NEW YORK CITY ARCHIVES

A thought on the Supreme Court

by

Put yourself in the Machiavellian marching boots of a movement conservative ca. 1988. The Reagan Revolution is in full swing. You are in law school, and dream grand dreams of someday making it onto the Supreme Court: reversing Roe v. Wade, atrophying the government’s right of eminent domain, crushing the right to organize a union, putting God back into the public schools. Putting the pinkos in their place.

You saw what happened to Bork, who is your ideological hero, the previous year.
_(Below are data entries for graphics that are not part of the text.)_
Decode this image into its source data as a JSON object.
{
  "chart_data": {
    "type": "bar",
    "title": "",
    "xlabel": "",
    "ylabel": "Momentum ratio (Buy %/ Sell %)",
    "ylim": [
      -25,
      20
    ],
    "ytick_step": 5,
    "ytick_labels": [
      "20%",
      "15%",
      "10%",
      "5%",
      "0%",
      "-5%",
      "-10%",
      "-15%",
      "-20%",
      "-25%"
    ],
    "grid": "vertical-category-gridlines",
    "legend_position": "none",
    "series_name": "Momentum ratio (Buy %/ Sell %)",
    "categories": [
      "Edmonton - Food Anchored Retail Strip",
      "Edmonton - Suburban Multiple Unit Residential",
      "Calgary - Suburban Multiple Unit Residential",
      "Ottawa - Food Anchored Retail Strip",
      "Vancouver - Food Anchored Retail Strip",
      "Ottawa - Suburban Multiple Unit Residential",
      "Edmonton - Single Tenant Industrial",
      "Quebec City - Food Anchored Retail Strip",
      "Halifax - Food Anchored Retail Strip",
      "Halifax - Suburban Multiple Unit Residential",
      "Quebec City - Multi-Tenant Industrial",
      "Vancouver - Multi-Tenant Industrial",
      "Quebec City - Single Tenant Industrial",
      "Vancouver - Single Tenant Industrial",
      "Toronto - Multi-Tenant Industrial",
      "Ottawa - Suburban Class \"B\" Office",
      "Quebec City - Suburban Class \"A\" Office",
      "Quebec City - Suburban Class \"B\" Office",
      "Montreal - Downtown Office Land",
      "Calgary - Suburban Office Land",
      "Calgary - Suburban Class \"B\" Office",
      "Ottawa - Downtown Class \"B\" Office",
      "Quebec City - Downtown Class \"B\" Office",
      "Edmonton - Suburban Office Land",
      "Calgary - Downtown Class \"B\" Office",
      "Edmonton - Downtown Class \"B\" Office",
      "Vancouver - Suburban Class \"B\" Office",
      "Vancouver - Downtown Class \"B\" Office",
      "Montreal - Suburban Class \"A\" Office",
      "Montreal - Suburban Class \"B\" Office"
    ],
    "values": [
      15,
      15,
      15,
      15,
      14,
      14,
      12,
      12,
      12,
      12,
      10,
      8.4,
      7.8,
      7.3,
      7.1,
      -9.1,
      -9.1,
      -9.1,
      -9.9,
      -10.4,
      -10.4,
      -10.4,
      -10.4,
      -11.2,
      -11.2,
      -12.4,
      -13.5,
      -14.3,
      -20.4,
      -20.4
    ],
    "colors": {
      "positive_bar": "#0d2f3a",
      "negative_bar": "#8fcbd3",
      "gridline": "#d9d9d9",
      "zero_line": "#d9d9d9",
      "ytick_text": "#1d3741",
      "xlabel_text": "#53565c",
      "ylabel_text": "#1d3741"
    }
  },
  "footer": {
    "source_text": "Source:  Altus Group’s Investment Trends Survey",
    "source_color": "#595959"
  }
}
He came off as a radical, so he wasn’t confirmed.

Scalia had a much easier time of it because he was much less noisy about his radical views — though they were probably as radical as Bork’s.
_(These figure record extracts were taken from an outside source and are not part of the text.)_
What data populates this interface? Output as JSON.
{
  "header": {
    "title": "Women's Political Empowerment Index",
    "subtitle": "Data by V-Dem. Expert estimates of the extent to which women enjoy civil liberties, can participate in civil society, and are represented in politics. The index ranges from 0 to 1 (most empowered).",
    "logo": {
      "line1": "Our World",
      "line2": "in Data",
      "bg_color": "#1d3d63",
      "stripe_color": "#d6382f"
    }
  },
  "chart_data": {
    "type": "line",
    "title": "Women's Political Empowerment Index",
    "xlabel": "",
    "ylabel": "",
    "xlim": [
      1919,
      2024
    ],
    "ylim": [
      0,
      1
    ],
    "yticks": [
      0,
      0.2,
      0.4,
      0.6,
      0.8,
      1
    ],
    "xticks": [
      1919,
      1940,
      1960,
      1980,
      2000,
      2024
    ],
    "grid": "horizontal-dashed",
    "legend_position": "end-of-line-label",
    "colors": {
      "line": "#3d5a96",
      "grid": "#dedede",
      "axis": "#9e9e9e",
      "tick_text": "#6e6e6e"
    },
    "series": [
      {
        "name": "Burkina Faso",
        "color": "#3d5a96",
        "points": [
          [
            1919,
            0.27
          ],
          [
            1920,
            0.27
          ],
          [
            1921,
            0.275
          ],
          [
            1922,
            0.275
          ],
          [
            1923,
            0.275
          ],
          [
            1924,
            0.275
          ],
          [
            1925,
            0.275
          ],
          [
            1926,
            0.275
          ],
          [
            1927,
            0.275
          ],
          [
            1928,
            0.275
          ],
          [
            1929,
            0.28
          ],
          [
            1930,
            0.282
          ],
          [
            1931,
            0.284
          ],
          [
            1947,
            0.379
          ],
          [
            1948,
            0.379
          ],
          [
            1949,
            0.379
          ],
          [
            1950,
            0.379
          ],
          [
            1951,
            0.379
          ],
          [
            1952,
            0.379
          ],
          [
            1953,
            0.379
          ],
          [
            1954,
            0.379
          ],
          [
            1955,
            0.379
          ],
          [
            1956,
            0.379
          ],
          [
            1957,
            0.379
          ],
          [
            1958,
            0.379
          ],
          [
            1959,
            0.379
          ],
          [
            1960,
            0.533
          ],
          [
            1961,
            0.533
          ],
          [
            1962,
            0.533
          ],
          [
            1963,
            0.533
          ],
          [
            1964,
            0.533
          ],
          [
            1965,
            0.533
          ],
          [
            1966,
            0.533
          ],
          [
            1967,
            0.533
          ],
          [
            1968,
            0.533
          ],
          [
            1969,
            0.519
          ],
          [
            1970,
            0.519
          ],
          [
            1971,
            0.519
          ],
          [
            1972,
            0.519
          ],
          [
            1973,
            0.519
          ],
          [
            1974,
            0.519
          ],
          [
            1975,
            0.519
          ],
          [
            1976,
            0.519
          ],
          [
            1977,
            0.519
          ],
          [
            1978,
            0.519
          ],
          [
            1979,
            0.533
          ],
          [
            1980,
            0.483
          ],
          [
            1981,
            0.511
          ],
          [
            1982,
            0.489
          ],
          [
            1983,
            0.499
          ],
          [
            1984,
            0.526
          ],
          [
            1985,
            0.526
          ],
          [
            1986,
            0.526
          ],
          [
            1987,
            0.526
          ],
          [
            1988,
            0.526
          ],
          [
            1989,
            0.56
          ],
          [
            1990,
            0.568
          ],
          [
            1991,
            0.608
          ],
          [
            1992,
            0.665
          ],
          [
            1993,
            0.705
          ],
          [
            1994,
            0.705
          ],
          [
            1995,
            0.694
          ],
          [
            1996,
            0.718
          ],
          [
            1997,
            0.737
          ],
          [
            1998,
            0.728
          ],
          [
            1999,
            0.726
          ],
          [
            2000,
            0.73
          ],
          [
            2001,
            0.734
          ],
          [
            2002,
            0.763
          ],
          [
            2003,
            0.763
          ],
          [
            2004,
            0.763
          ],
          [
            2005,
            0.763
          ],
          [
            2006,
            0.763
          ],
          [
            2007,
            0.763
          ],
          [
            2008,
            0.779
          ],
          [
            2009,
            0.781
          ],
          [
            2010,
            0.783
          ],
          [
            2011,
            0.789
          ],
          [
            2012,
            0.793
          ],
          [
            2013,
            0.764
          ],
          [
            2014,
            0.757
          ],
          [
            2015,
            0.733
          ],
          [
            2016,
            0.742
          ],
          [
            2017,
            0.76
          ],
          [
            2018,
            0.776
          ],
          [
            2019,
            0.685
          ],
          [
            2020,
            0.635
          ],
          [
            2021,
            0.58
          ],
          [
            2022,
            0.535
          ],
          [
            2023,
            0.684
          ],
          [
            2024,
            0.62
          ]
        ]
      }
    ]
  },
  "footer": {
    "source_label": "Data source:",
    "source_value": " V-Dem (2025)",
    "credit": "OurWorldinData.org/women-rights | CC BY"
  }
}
And so you resolve to lay low: to produce no paper trail that might offend the non-radically-conservative members of the Senate Judiciary Committee, to do everything right, to cultivate an image as a moderate conservative as you work your way up the federal bench even as those who need to know, know perfectly well what you actually intend, which is to crush all liberal jurisprudence under your strictly constructed fist.

Mr. DeMille, you are now ready for your closeup: 45 years old, you are now the perfect candidate to become President George W. Bush’s next appointment to the U.S. Supreme Court, to serve and protect the Constitution of the United States all the way through the year 2044.